Skip to content

Examples 📚

This page provides comprehensive working examples showcasing flowyml's features. All examples are available in the examples/ directory.

Quick Start Examples

Simple Pipeline

A minimal pipeline demonstrating the basics:

from flowyml import Pipeline, step

@step(outputs=["numbers"])
def generate_numbers():
    return list(range(10))

@step(inputs=["numbers"], outputs=["doubled"])
def double_numbers(numbers):
    return [x * 2 for x in numbers]

# Create and run pipeline
pipeline = Pipeline("simple_example")
pipeline.add_step(generate_numbers)
pipeline.add_step(double_numbers)

result = pipeline.run()
print(f"Result: {result.outputs['doubled']}")

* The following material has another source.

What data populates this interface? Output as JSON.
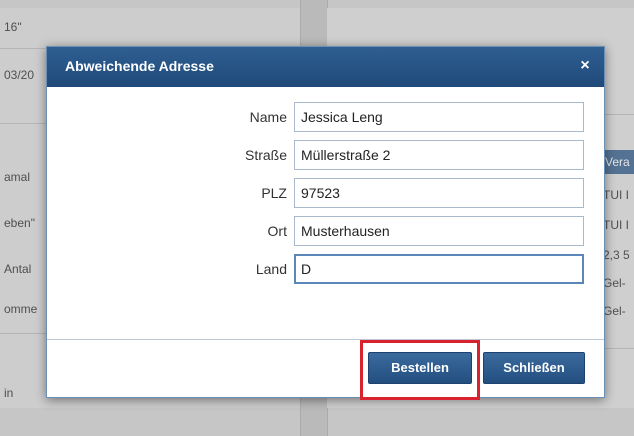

📄 Full example: examples/simple_pipeline.py

ETL Pipeline

Extract, Transform, Load pattern with caching:

from flowyml import Pipeline, step, context
import pandas as pd

@step(outputs=["raw_data"], cache="code_hash")
def extract():
    """Extract data from source."""
    return pd.read_csv("data/source.csv")

@step(inputs=["raw_data"], outputs=["clean_data"], cache="input_hash")
def transform(raw_data):
    """Clean and transform data."""
    return raw_data.dropna().reset_index(drop=True)

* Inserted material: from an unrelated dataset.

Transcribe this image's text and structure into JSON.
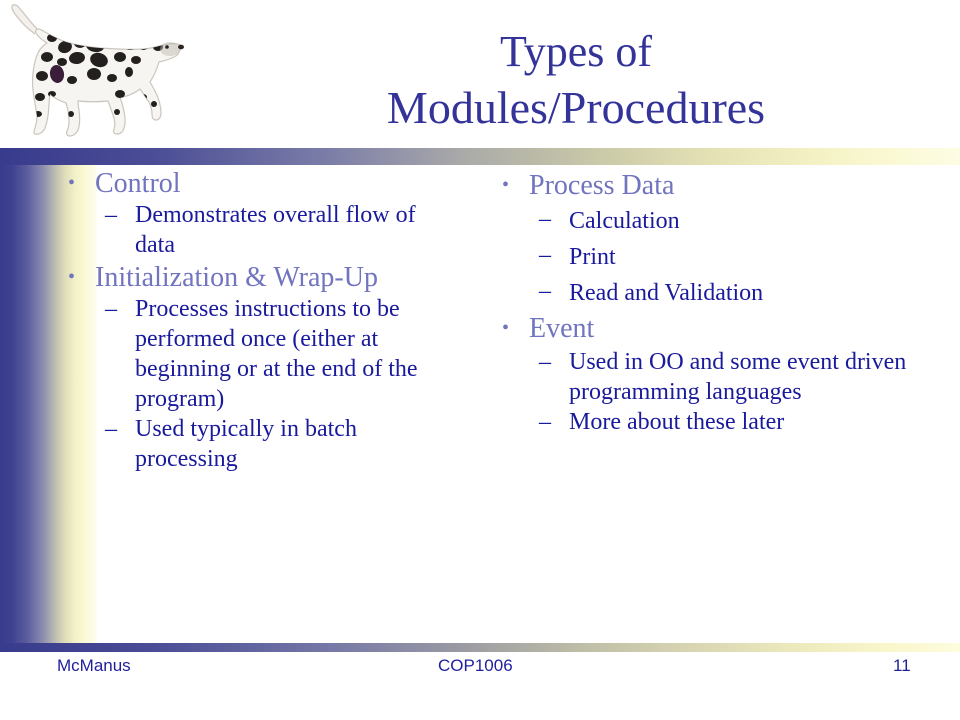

@step(inputs=["clean_data"], cache=False)
def load(clean_data):
    """Load to destination."""
    clean_data.to_sql("processed_data", engine)
    return len(clean_data)

# Run pipeline
pipeline = Pipeline("etl_pipeline")
pipeline.add_step(extract)
pipeline.add_step(transform)
pipeline.add_step(load)

result = pipeline.run()

📄 Full example: examples/clean_pipeline.py

Machine Learning Examples

Training Pipeline with Context

from flowyml import Pipeline, step, context
from sklearn.model_selection import train_test_split
from sklearn.ensemble import RandomForestClassifier

ctx = context(
    test_size=0.2,
    random_state=42,
    n_estimators=100,
    max_depth=10
)

@step(outputs=["X_train", "X_test", "y_train", "y_test"])
def split_data(data, labels, test_size: float, random_state: int):
    """Split data into train/test sets."""
    return train_test_split(
        data, labels,
        test_size=test_size,
        random_state=random_state
    )

@step(inputs=["X_train", "y_train"], outputs=["model"])
def train_model(X_train, y_train, n_estimators: int, max_depth: int):
    """Train random forest model."""
    model = RandomForestClassifier(
        n_estimators=n_estimators,
        max_depth=max_depth
    )
    model.fit(X_train, y_train)
    return model

@step(inputs=["model", "X_test", "y_test"], outputs=["metrics"])
def evaluate(model, X_test, y_test):
    """Evaluate model performance."""
    score = model.score(X_test, y_test)
    return {"accuracy": score}

# Create ML pipeline
pipeline = Pipeline("ml_training", context=ctx)
pipeline.add_step(split_data)
pipeline.add_step(train_model)
pipeline.add_step(evaluate)

result = pipeline.run()
print(f"Model accuracy: {result.outputs['metrics']['accuracy']:.2%}")

Advanced Features

Caching Pipeline

Demonstrates intelligent caching strategies:

from flowyml import Pipeline, step
import time

@step(cache="code_hash")
def expensive_step():
    """Only re-runs if code changes."""
    time.sleep(2)
    return "computed_result"

@step(cache="input_hash")
def dependent_step(data, param: int):
    """Re-runs if inputs or parameters change."""
    return f"{data}_{param}"

@step(cache=False)
def always_fresh():
    """Always executes (e.g., real-time data)."""
    return time.time()

pipeline = Pipeline("caching_demo", enable_cache=True)
pipeline.add_step(expensive_step)
pipeline.add_step(dependent_step)
pipeline.add_step(always_fresh)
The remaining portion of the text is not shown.